By definition, a “glitch” is a sudden, unexpected malfunction. In recent years, the term has taken on new meaning for “glitch artists” such as Visconti, who purposefully distort images digitally. “It’s a new media practice,” Visconti says. “You find errors that happen seemingly randomly, and you create an environment in which they can happen at your wish.”
In Visconti’s case, the defective memory card had changed the binary code of the digital photographs on it. He began applying the same technique to other images, adding zeros in their binary codes to see what would happen. Called “databending,” this technique manipulates an image’s digital DNA. The process, he says, is somewhat random and up to chance. “The art is finding these points of ruptures and exploring them creatively.”

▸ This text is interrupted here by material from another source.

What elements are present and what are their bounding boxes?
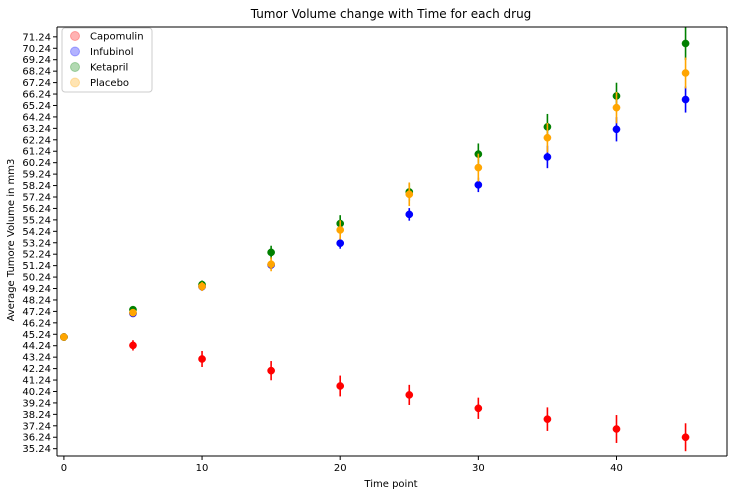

At Amherst, Visconti majored in political science, which combined his interests in art, culture, history and economics. He also dabbled in photography and took portraits of his friends, which led to a career in commercial film and photography production.
His works have been published in Time, WIRED and elsewhere, and have been shown in art museums and festivals around the world, including Tate Britain and, most recently, the FILE Festival in his hometown of São Paulo, Brazil.
In 2016 he contributed an essay to The New York Times’ “American Dreamers,” a series of essays by young immigrants who benefited from the Obama administration’s 2012 Deferred Action for Childhood Arrivals, or DACA, program. He’s currently working on a series of glitch works titled DACALOGUE, inspired by his experience as a DACA recipient.
Visconti recalls one of the first pieces of glitch art he showed to his father. “Did your computer break?” his dad asked. Visconti responded, “I broke it on purpose.” Indeed, sometimes art is about finding the beauty in what’s broken.